Common Stocks and Uncommon Profits

The Fourth Dimension

The fourth dimension of a stock involves the P/E ratio. To understand a company’s P/E ratio, it is important to understand why a company’s price is going up or down.

 

A stock’s price goes up or down based on the sentiments of a group of investors, i.e., the financial community appraises the stock of the company. There can be a situation where a company has good financials but is trading at a low price. A company trading at a very low P/E ratio can be categorised as a good stock on most of the occasions.

 

A conservative investor should look at the industry in which a company is operating. When the market perception of an industry is negative, almost all of the stocks in that industry will have a low P/E ratio. 

 

Hence, it becomes important for an investor to analyse an industry before analysing a stock. This is known as a Top-Down approach.

 

The performance of the stock market is an important factor in determining the returns of an investor. When a recessionary period hits, investors get pessimistic about an economy and sell off excessively.
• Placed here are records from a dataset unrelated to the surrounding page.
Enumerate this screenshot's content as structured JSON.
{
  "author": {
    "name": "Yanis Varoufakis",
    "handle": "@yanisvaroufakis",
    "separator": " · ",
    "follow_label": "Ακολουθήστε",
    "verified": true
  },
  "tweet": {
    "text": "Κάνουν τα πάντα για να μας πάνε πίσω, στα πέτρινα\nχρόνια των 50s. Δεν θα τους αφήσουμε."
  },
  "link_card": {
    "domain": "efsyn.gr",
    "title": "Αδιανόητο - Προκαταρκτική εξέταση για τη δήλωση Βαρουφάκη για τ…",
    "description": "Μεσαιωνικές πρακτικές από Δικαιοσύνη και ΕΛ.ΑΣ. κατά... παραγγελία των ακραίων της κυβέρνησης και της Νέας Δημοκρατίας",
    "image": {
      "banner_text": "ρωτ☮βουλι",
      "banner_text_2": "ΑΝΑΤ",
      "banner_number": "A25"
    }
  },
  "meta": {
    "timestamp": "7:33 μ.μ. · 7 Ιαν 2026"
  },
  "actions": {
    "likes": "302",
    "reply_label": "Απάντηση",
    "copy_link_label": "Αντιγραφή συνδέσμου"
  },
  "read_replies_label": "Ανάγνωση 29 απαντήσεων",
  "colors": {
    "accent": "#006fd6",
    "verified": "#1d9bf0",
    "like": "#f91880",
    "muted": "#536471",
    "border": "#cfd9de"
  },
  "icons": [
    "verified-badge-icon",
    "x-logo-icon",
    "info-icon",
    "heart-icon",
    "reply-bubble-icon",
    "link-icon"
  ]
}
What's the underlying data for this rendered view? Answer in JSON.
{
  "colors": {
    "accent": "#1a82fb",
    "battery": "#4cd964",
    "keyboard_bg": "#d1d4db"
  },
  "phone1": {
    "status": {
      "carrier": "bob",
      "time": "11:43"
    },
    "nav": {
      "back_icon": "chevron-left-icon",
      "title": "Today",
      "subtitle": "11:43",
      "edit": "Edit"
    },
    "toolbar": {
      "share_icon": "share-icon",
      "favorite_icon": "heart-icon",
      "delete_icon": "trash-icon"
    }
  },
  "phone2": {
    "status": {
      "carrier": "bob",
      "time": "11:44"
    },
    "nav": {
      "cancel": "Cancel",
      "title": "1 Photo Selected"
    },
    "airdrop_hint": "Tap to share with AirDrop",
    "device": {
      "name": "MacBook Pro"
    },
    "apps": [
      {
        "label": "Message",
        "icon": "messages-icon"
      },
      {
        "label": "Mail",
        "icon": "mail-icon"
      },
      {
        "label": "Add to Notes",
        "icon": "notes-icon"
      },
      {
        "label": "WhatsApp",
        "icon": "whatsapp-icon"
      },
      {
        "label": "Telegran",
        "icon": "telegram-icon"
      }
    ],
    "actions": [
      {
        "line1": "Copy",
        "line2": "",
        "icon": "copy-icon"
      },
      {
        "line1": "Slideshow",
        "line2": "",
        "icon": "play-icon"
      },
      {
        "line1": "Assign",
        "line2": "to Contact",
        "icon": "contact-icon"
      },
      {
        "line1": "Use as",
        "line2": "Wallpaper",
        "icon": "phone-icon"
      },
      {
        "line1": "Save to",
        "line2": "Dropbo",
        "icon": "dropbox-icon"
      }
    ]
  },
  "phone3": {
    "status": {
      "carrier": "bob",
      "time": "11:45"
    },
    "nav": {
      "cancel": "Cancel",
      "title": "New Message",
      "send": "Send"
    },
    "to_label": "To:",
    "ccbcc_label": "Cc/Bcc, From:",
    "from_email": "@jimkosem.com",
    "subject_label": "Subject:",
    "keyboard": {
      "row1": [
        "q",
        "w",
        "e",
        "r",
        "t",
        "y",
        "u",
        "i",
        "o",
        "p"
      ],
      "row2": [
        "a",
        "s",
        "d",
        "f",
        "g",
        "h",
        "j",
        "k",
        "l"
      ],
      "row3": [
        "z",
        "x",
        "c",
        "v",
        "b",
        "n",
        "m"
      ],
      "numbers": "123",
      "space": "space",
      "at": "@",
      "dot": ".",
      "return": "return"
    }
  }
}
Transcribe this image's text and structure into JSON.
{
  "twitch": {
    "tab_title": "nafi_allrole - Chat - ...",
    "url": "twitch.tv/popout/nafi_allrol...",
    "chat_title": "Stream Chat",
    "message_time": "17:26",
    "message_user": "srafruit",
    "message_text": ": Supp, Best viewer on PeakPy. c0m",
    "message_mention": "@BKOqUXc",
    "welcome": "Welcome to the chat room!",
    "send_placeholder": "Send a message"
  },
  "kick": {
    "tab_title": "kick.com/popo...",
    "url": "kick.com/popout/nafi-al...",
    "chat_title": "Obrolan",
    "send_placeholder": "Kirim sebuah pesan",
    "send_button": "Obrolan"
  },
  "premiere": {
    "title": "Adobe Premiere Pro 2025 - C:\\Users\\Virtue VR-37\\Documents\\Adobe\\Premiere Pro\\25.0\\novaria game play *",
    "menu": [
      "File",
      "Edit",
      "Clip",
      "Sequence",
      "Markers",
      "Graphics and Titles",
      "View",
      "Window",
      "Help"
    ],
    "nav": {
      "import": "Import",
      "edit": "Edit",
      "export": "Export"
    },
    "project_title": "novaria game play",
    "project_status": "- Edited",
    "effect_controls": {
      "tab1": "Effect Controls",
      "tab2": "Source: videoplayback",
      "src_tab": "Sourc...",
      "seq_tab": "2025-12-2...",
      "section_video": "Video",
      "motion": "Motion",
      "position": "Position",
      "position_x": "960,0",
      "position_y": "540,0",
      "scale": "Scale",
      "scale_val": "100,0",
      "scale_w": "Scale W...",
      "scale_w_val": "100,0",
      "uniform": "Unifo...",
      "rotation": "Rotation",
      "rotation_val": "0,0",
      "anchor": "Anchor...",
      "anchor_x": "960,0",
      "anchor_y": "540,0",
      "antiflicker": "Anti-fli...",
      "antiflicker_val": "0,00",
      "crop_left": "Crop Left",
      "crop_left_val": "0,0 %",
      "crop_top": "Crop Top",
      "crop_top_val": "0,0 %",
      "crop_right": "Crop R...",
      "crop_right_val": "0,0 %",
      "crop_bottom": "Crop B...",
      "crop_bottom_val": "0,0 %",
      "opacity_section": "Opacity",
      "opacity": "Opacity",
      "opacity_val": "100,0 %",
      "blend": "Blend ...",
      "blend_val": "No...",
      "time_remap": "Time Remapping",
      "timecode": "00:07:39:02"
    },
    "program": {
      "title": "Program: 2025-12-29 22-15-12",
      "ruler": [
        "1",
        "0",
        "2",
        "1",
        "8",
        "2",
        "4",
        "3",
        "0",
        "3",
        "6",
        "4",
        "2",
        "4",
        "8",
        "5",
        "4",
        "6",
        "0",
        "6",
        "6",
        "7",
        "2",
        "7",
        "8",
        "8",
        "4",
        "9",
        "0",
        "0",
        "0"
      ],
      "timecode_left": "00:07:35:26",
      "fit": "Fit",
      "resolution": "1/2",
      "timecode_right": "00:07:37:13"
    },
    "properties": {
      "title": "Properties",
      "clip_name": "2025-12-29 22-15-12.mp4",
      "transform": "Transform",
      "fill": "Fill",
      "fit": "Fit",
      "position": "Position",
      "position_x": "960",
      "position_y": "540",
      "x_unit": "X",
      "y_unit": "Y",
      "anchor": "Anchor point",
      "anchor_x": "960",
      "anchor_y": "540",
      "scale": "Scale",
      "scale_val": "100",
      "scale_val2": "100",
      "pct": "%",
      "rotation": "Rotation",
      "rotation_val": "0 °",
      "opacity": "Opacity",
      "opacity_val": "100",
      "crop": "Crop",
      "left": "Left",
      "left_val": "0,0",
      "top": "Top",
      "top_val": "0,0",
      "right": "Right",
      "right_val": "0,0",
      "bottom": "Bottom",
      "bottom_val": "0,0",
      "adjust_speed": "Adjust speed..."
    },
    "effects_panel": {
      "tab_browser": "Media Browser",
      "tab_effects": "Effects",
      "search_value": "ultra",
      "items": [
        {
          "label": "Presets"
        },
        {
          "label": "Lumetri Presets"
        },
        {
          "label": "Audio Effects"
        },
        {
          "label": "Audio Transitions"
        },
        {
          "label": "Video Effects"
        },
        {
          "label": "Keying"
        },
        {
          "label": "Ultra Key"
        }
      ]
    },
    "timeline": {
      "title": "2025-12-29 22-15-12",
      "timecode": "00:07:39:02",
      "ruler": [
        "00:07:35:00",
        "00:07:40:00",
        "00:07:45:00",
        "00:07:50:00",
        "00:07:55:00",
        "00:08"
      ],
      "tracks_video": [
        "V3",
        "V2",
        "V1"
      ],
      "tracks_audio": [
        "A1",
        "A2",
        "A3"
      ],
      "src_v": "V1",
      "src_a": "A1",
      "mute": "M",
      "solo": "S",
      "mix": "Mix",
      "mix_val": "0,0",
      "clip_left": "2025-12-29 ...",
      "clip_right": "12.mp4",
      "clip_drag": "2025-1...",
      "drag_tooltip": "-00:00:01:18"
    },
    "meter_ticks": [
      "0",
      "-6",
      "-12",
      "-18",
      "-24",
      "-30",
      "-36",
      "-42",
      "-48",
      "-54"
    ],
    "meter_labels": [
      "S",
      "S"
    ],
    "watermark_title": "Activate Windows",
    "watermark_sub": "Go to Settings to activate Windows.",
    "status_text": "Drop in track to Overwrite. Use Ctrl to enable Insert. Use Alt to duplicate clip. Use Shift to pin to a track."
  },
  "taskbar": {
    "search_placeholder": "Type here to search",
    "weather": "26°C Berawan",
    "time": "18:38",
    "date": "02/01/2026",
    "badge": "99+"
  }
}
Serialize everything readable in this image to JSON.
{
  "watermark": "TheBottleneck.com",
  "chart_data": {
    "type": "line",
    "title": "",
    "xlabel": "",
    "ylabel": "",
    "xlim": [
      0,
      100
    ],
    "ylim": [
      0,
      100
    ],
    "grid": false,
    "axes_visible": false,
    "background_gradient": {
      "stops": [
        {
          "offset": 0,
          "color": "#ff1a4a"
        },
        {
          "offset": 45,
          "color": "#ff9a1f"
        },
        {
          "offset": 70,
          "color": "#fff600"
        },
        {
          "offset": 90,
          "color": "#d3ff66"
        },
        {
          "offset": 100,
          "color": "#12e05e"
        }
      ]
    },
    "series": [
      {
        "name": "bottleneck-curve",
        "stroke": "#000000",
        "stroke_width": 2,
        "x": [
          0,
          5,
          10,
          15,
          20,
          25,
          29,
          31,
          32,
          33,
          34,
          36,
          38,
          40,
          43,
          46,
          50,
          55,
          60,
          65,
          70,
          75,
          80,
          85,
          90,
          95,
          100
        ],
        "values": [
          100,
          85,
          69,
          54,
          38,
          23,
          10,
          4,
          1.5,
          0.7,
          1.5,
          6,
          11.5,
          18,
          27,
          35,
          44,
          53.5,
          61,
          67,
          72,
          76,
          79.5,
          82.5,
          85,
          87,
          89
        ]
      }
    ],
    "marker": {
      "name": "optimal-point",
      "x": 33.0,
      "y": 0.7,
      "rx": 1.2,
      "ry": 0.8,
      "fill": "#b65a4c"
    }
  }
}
This brings down the returns of an investor and can prove to be a good buying opportunity.

 

There are three external factors which affect the stock market performance:

 

1. Interest Rates - When interest rates go up, investors sell their stocks and buy fixed-income securities.

2. Savings Rate - When the rate of savings goes down, money flows out of the stock markets.

3. New Issues - New issues suck money out of stock markets.